Senti que ele estava um pouco estranho. Mas não entendi direito o motivo. Parecia realmente cansado, tanto que comeu, falou um pouco sobre os pais que viriam visitá-lo e foi de volta para o trabalho. Até o abraço que me deu foi rápido, coisa muito rara.
Madalena não demorou para aparecer. Provavelmente esteve assistindo a tudo e não deixaria de comentar.
- Sofia.
- Oi, Mada.
- E então?
- Nem bom dia? – falei rindo enquanto me encaminhava para a cozinha.
- Bom dia? Sabe que horas são?
- Eu sei, Mada. Houve um imprevisto.
- Imprevisto, de que tipo? O que aconteceu? – pareceu preocupada.
- Nada grave, eu te conto.
Ao som da cozinha agitada eu contei à Mada sobre meu almoço com Cristofer e ela se deliciava.
- Vegetariano?
- Sim, e tem mais...
- O quê? – ela me perguntou roendo uma das unhas parecendo uma genuína fofoqueira.
- Médico.
- Não acredito! Por isso os horários malucos, a cara de sono.
- Em nenhum momento passou pela minha cabeça que ele fosse médico.
- Não tem como adivinhar uma coisa dessas, Sofia. Mas e as aulas estão de pé?
- Sim. Na próxima vou levá-lo para conhecer algumas coisas sobre as frutas e as verduras. Apesar de vegetariano, ele não é muito adepto de uma alimentação saudável. Diz já ter sido, mas anda relapso. O telefone da pizzaria está gravado no telefone dele.

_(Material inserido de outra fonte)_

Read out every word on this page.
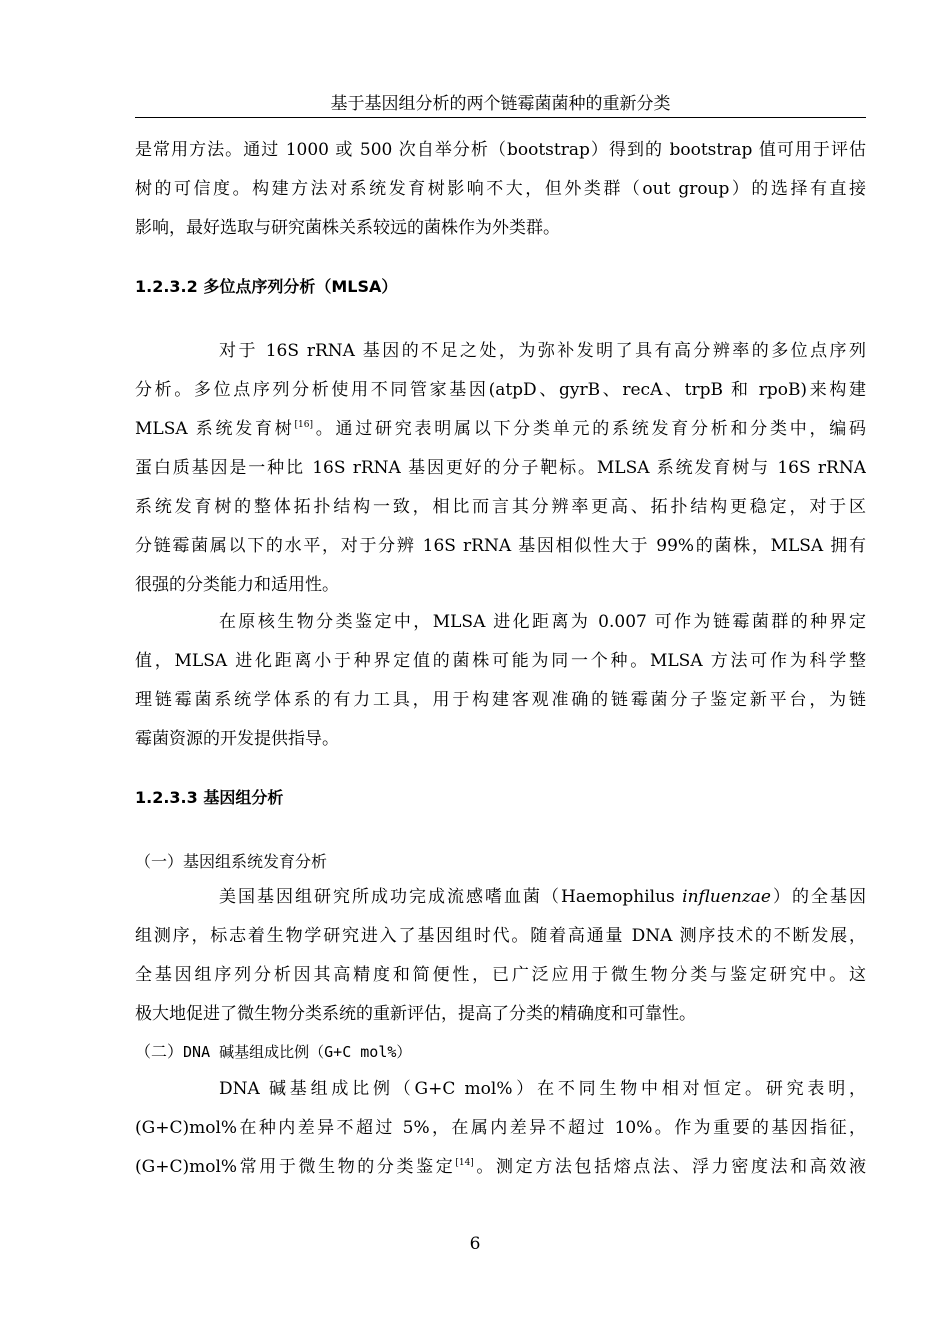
基于基因组分析的两个链霉菌菌种的重新分类
是常用方法。通过 1000 或 500 次自举分析（bootstrap）得到的 bootstrap 值可用于评估
树的可信度。构建方法对系统发育树影响不大，但外类群（out group）的选择有直接
影响，最好选取与研究菌株关系较远的菌株作为外类群。
1.2.3.2 多位点序列分析（MLSA）
对于 16S rRNA 基因的不足之处，为弥补发明了具有高分辨率的多位点序列
分析。多位点序列分析使用不同管家基因(atpD、gyrB、recA、trpB 和 rpoB)来构建
MLSA 系统发育树[16]。通过研究表明属以下分类单元的系统发育分析和分类中，编码
蛋白质基因是一种比 16S rRNA 基因更好的分子靶标。MLSA 系统发育树与 16S rRNA
系统发育树的整体拓扑结构一致，相比而言其分辨率更高、拓扑结构更稳定，对于区
分链霉菌属以下的水平，对于分辨 16S rRNA 基因相似性大于 99%的菌株，MLSA 拥有
很强的分类能力和适用性。
在原核生物分类鉴定中，MLSA 进化距离为 0.007 可作为链霉菌群的种界定
值，MLSA 进化距离小于种界定值的菌株可能为同一个种。MLSA 方法可作为科学整
理链霉菌系统学体系的有力工具，用于构建客观准确的链霉菌分子鉴定新平台，为链
霉菌资源的开发提供指导。
1.2.3.3 基因组分析
（一）基因组系统发育分析
美国基因组研究所成功完成流感嗜血菌（Haemophilus influenzae）的全基因
组测序，标志着生物学研究进入了基因组时代。随着高通量 DNA 测序技术的不断发展，
全基因组序列分析因其高精度和简便性，已广泛应用于微生物分类与鉴定研究中。这
极大地促进了微生物分类系统的重新评估，提高了分类的精确度和可靠性。
（二）DNA 碱基组成比例（G+C mol%）
DNA 碱基组成比例（G+C mol%）在不同生物中相对恒定。研究表明，
(G+C)mol%在种内差异不超过 5%，在属内差异不超过 10%。作为重要的基因指征，
(G+C)mol%常用于微生物的分类鉴定[14]。测定方法包括熔点法、浮力密度法和高效液
6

Madalena se divertia com a situação.
- E Daniel? – quis saber.
- Veio se desculpar comigo por ter sido mal educado com Cristofer. No dia em que ele me pediu as aulas, o Daniel veio aqui e agiu de uma forma grosseira.
- Por que será, hein? – Madalena foi irônica.
- Não vem com essa, Madalena. Ele já me viu com namorados outras vezes e não aconteceu nada parecido. Aliás, Cristofer não é nada meu, nem amigo direito.
- Isso é verdade...
- Cristofer não é nada meu – repeti com pesar.
- Mas você queria que fosse?
- Não sei.
- Acho que sabe sim... – ela me olhou como quem procura por uma resposta.
- Ele é estranho, não é?
- Cristofer? É sim. Se tivesse dezesseis anos, iria ser daqueles meninos que usam moletom no verão.
- E ia olhar para todo mundo com desprezo.
- Sim!
- Ainda bem que ele deve ter o dobro disso.
- Não sabe a idade dele?
- Não. Esqueci de perguntar. Também, tanto faz. O importante, Mada, éque ele vai esquecer do disque pizza, e vai ser logo.